The Fed is now stuck between a rock and a hard place, with no easy way out without the economy feeling pain. Fed Chairman Jay Powell has started to underscore that reality by admitting a recession could occur.
This is at the same time that we will likely get the second quarter in a row of negative real GDP growth, which is, loosely, how many define a recession. An official recession would require a rise in unemployment, which the Fed has admitted is necessary for inflation to come down.
Kansas City Fed President Esther George dissented at the June meeting, opting in favor of a more measured 0.5% hike in rates. She is worried about the destabilizing effects that rapid rate hikes could have on the economy, both at home and abroad.
She is not alone in her concern. Voting members of the FOMC usually do not dissent in a vacuum. They often cast a vote reflecting the views of those who agree with them but are not in a position to vote at a given meeting.
The Fed will discuss a full percent but will likely stay with a 0.75% hike. We could potentially see more than one dissent. Some may favor a full percentage point hike, while others favor a half percentage point hike.

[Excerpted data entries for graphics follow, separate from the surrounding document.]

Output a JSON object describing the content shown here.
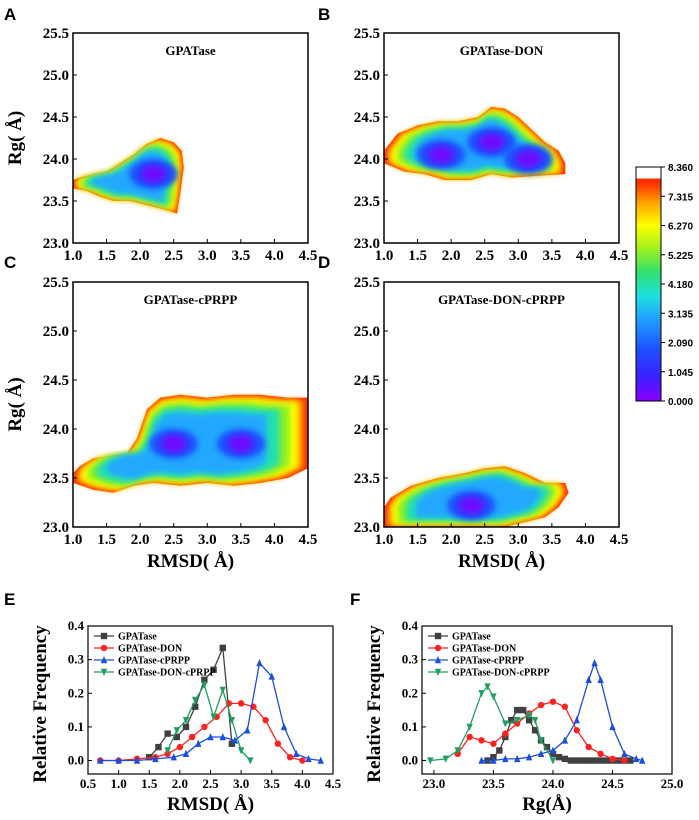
{
  "panel_letters": [
    "A",
    "B",
    "C",
    "D",
    "E",
    "F"
  ],
  "colorbar": {
    "ticks": [
      "8.360",
      "7.315",
      "6.270",
      "5.225",
      "4.180",
      "3.135",
      "2.090",
      "1.045",
      "0.000"
    ],
    "min": 0.0,
    "max": 8.36,
    "colors": [
      "#8b00ff",
      "#3b1fff",
      "#1f4fff",
      "#20a0ff",
      "#20e0e0",
      "#30e070",
      "#a0f020",
      "#ffff00",
      "#ffa000",
      "#ff3000",
      "#ffffff"
    ]
  },
  "chart_data": [
    {
      "panel": "A",
      "type": "heatmap",
      "title": "GPATase",
      "xlabel": "",
      "ylabel": "Rg( Å)",
      "xlim": [
        1.0,
        4.5
      ],
      "ylim": [
        23.0,
        25.5
      ],
      "xticks": [
        "1.0",
        "1.5",
        "2.0",
        "2.5",
        "3.0",
        "3.5",
        "4.0",
        "4.5"
      ],
      "yticks": [
        "23.0",
        "23.5",
        "24.0",
        "24.5",
        "25.0",
        "25.5"
      ],
      "region_outline": [
        [
          1.0,
          23.65
        ],
        [
          1.2,
          23.62
        ],
        [
          1.4,
          23.55
        ],
        [
          1.6,
          23.5
        ],
        [
          1.85,
          23.5
        ],
        [
          2.1,
          23.45
        ],
        [
          2.35,
          23.4
        ],
        [
          2.55,
          23.35
        ],
        [
          2.6,
          23.6
        ],
        [
          2.65,
          23.9
        ],
        [
          2.62,
          24.1
        ],
        [
          2.5,
          24.2
        ],
        [
          2.3,
          24.25
        ],
        [
          2.1,
          24.18
        ],
        [
          1.9,
          24.05
        ],
        [
          1.7,
          23.95
        ],
        [
          1.5,
          23.85
        ],
        [
          1.3,
          23.82
        ],
        [
          1.1,
          23.78
        ],
        [
          1.0,
          23.75
        ]
      ],
      "minima": [
        [
          2.2,
          23.82
        ]
      ]
    },
    {
      "panel": "B",
      "type": "heatmap",
      "title": "GPATase-DON",
      "xlabel": "",
      "ylabel": "",
      "xlim": [
        1.0,
        4.5
      ],
      "ylim": [
        23.0,
        25.5
      ],
      "xticks": [
        "1.0",
        "1.5",
        "2.0",
        "2.5",
        "3.0",
        "3.5",
        "4.0",
        "4.5"
      ],
      "yticks": [
        "23.0",
        "23.5",
        "24.0",
        "24.5",
        "25.0",
        "25.5"
      ],
      "region_outline": [
        [
          1.0,
          24.1
        ],
        [
          1.0,
          23.95
        ],
        [
          1.3,
          23.85
        ],
        [
          1.6,
          23.82
        ],
        [
          1.9,
          23.75
        ],
        [
          2.3,
          23.75
        ],
        [
          2.6,
          23.82
        ],
        [
          2.9,
          23.78
        ],
        [
          3.3,
          23.8
        ],
        [
          3.7,
          23.82
        ],
        [
          3.7,
          23.95
        ],
        [
          3.6,
          24.1
        ],
        [
          3.4,
          24.2
        ],
        [
          3.2,
          24.35
        ],
        [
          3.0,
          24.5
        ],
        [
          2.8,
          24.6
        ],
        [
          2.6,
          24.62
        ],
        [
          2.4,
          24.5
        ],
        [
          2.1,
          24.45
        ],
        [
          1.8,
          24.45
        ],
        [
          1.5,
          24.4
        ],
        [
          1.2,
          24.3
        ]
      ],
      "minima": [
        [
          1.85,
          24.05
        ],
        [
          2.6,
          24.2
        ],
        [
          3.15,
          24.0
        ]
      ]
    },
    {
      "panel": "C",
      "type": "heatmap",
      "title": "GPATase-cPRPP",
      "xlabel": "RMSD( Å)",
      "ylabel": "Rg( Å)",
      "xlim": [
        1.0,
        4.5
      ],
      "ylim": [
        23.0,
        25.5
      ],
      "xticks": [
        "1.0",
        "1.5",
        "2.0",
        "2.5",
        "3.0",
        "3.5",
        "4.0",
        "4.5"
      ],
      "yticks": [
        "23.0",
        "23.5",
        "24.0",
        "24.5",
        "25.0",
        "25.5"
      ],
      "region_outline": [
        [
          1.0,
          23.45
        ],
        [
          1.3,
          23.38
        ],
        [
          1.6,
          23.35
        ],
        [
          1.9,
          23.42
        ],
        [
          2.2,
          23.45
        ],
        [
          2.6,
          23.42
        ],
        [
          3.0,
          23.45
        ],
        [
          3.4,
          23.42
        ],
        [
          3.8,
          23.45
        ],
        [
          4.2,
          23.5
        ],
        [
          4.5,
          23.6
        ],
        [
          4.5,
          24.32
        ],
        [
          4.2,
          24.32
        ],
        [
          3.8,
          24.35
        ],
        [
          3.4,
          24.35
        ],
        [
          3.0,
          24.32
        ],
        [
          2.6,
          24.35
        ],
        [
          2.3,
          24.32
        ],
        [
          2.1,
          24.2
        ],
        [
          1.95,
          23.9
        ],
        [
          1.8,
          23.75
        ],
        [
          1.5,
          23.72
        ],
        [
          1.3,
          23.7
        ],
        [
          1.1,
          23.62
        ],
        [
          1.0,
          23.55
        ]
      ],
      "minima": [
        [
          2.5,
          23.85
        ],
        [
          3.5,
          23.85
        ]
      ]
    },
    {
      "panel": "D",
      "type": "heatmap",
      "title": "GPATase-DON-cPRPP",
      "xlabel": "RMSD( Å)",
      "ylabel": "",
      "xlim": [
        1.0,
        4.5
      ],
      "ylim": [
        23.0,
        25.5
      ],
      "xticks": [
        "1.0",
        "1.5",
        "2.0",
        "2.5",
        "3.0",
        "3.5",
        "4.0",
        "4.5"
      ],
      "yticks": [
        "23.0",
        "23.5",
        "24.0",
        "24.5",
        "25.0",
        "25.5"
      ],
      "region_outline": [
        [
          1.0,
          23.0
        ],
        [
          1.6,
          23.0
        ],
        [
          2.2,
          23.0
        ],
        [
          2.8,
          23.0
        ],
        [
          3.1,
          23.05
        ],
        [
          3.4,
          23.1
        ],
        [
          3.6,
          23.2
        ],
        [
          3.75,
          23.35
        ],
        [
          3.7,
          23.45
        ],
        [
          3.4,
          23.45
        ],
        [
          3.1,
          23.55
        ],
        [
          2.8,
          23.62
        ],
        [
          2.5,
          23.6
        ],
        [
          2.2,
          23.55
        ],
        [
          1.8,
          23.5
        ],
        [
          1.4,
          23.42
        ],
        [
          1.1,
          23.3
        ],
        [
          1.0,
          23.2
        ]
      ],
      "minima": [
        [
          2.3,
          23.22
        ]
      ]
    },
    {
      "panel": "E",
      "type": "line",
      "title": "",
      "xlabel": "RMSD( Å)",
      "ylabel": "Relative Frequency",
      "xlim": [
        0.5,
        4.5
      ],
      "ylim": [
        -0.04,
        0.4
      ],
      "xticks": [
        "0.5",
        "1.0",
        "1.5",
        "2.0",
        "2.5",
        "3.0",
        "3.5",
        "4.0",
        "4.5"
      ],
      "yticks": [
        "0.0",
        "0.1",
        "0.2",
        "0.3",
        "0.4"
      ],
      "legend": [
        "GPATase",
        "GPATase-DON",
        "GPATase-cPRPP",
        "GPATase-DON-cPRPP"
      ],
      "legend_position": "top-left",
      "series": [
        {
          "name": "GPATase",
          "color": "#404040",
          "marker": "square",
          "x": [
            1.5,
            1.65,
            1.8,
            1.95,
            2.1,
            2.25,
            2.4,
            2.55,
            2.7,
            2.85
          ],
          "y": [
            0.01,
            0.04,
            0.08,
            0.07,
            0.1,
            0.16,
            0.24,
            0.27,
            0.335,
            0.05
          ]
        },
        {
          "name": "GPATase-DON",
          "color": "#ff2020",
          "marker": "circle",
          "x": [
            0.7,
            1.0,
            1.3,
            1.6,
            1.8,
            2.0,
            2.2,
            2.4,
            2.6,
            2.8,
            3.0,
            3.2,
            3.4,
            3.6,
            3.8,
            4.0
          ],
          "y": [
            0.0,
            0.0,
            0.005,
            0.01,
            0.02,
            0.04,
            0.07,
            0.1,
            0.13,
            0.17,
            0.17,
            0.16,
            0.12,
            0.05,
            0.01,
            0.0
          ]
        },
        {
          "name": "GPATase-cPRPP",
          "color": "#1a4fe0",
          "marker": "triangle",
          "x": [
            0.7,
            1.0,
            1.3,
            1.6,
            1.9,
            2.1,
            2.3,
            2.5,
            2.7,
            2.9,
            3.1,
            3.3,
            3.5,
            3.7,
            3.9,
            4.1,
            4.3
          ],
          "y": [
            0.0,
            0.0,
            0.0,
            0.005,
            0.01,
            0.02,
            0.05,
            0.07,
            0.07,
            0.06,
            0.09,
            0.29,
            0.25,
            0.1,
            0.02,
            0.005,
            0.0
          ]
        },
        {
          "name": "GPATase-DON-cPRPP",
          "color": "#20a060",
          "marker": "triangle-down",
          "x": [
            1.8,
            1.95,
            2.1,
            2.25,
            2.4,
            2.55,
            2.7,
            2.85,
            3.0,
            3.15
          ],
          "y": [
            0.03,
            0.09,
            0.12,
            0.18,
            0.225,
            0.13,
            0.21,
            0.12,
            0.03,
            0.0
          ]
        }
      ]
    },
    {
      "panel": "F",
      "type": "line",
      "title": "",
      "xlabel": "Rg(Å)",
      "ylabel": "Relative Frequency",
      "xlim": [
        22.9,
        25.0
      ],
      "ylim": [
        -0.04,
        0.4
      ],
      "xticks": [
        "23.0",
        "23.5",
        "24.0",
        "24.5",
        "25.0"
      ],
      "yticks": [
        "0.0",
        "0.1",
        "0.2",
        "0.3",
        "0.4"
      ],
      "legend": [
        "GPATase",
        "GPATase-DON",
        "GPATase-cPRPP",
        "GPATase-DON-cPRPP"
      ],
      "legend_position": "top-left",
      "series": [
        {
          "name": "GPATase",
          "color": "#404040",
          "marker": "square",
          "x": [
            23.45,
            23.5,
            23.55,
            23.6,
            23.65,
            23.7,
            23.75,
            23.8,
            23.85,
            23.9,
            23.95,
            24.0,
            24.05,
            24.1,
            24.15,
            24.2,
            24.25,
            24.3,
            24.35,
            24.4,
            24.45,
            24.5,
            24.55,
            24.6,
            24.65
          ],
          "y": [
            0.0,
            0.01,
            0.03,
            0.07,
            0.12,
            0.15,
            0.15,
            0.12,
            0.09,
            0.06,
            0.04,
            0.02,
            0.01,
            0.005,
            0.0,
            0.0,
            0.0,
            0.0,
            0.0,
            0.0,
            0.0,
            0.0,
            0.0,
            0.0,
            0.0
          ]
        },
        {
          "name": "GPATase-DON",
          "color": "#ff2020",
          "marker": "circle",
          "x": [
            23.2,
            23.3,
            23.4,
            23.5,
            23.6,
            23.7,
            23.8,
            23.9,
            24.0,
            24.1,
            24.2,
            24.3,
            24.4,
            24.5,
            24.6
          ],
          "y": [
            0.02,
            0.07,
            0.06,
            0.05,
            0.08,
            0.11,
            0.14,
            0.165,
            0.175,
            0.16,
            0.09,
            0.04,
            0.02,
            0.005,
            0.0
          ]
        },
        {
          "name": "GPATase-cPRPP",
          "color": "#1a4fe0",
          "marker": "triangle",
          "x": [
            23.4,
            23.5,
            23.6,
            23.7,
            23.8,
            23.9,
            24.0,
            24.1,
            24.2,
            24.3,
            24.35,
            24.4,
            24.5,
            24.6,
            24.7,
            24.75
          ],
          "y": [
            0.0,
            0.0,
            0.005,
            0.005,
            0.01,
            0.02,
            0.03,
            0.06,
            0.12,
            0.24,
            0.29,
            0.24,
            0.1,
            0.02,
            0.005,
            0.0
          ]
        },
        {
          "name": "GPATase-DON-cPRPP",
          "color": "#20a060",
          "marker": "triangle-down",
          "x": [
            22.97,
            23.1,
            23.2,
            23.3,
            23.4,
            23.45,
            23.5,
            23.6,
            23.7,
            23.8,
            23.85,
            23.9,
            24.0
          ],
          "y": [
            0.0,
            0.005,
            0.03,
            0.1,
            0.2,
            0.22,
            0.19,
            0.11,
            0.12,
            0.135,
            0.12,
            0.06,
            0.0
          ]
        }
      ]
    }
  ]
}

Why such dissonance? The Fed has a diverse set of views; it is in uncharted waters. Uncertainty and disagreement about the course of rate hikes is a natural consequence.
The July meeting will be the first fully staffed FOMC meeting since 2013. The entire Board of Governors has been sworn in, while new regional presidents have been named to fill vacant posts. That adds to the level of debate.
The Fed is the de facto central bank to the world. Rate hikes here have to be matched with rate hikes elsewhere. This is pushing up debt service costs at the same time many countries cannot afford to pay for food and energy. Sri Lanka's default was extreme but provides a cautionary tale. Other defaults are possible. China is not in the position it once was to help; it provided a loan to Pakistan to help it meet debt obligations in April.
Now add the collapse of Italy’s government and the need for the ECB to contain fragmentation - a blow out of debt spreads within the eurozone - even as it raises rates. These challenges along with turbulence in emerging markets make the Fed’s job more complex. There is no Las Vegas in the global economy: what happens elsewhere does not stay there.
The Fed's greatest nightmare is that it accidently hits a trip wire that triggers a seizure in credit markets. That could force it to intervene to prevent a fully fledged economic meltdown before inflation has been tamed.
The Fed wants to avoid a repeat of the stop-and-go policies that fueled the stagflation of the 1970s but may not have a choice. I don’t envy its job. Rising rates are revealing a multitude of sins.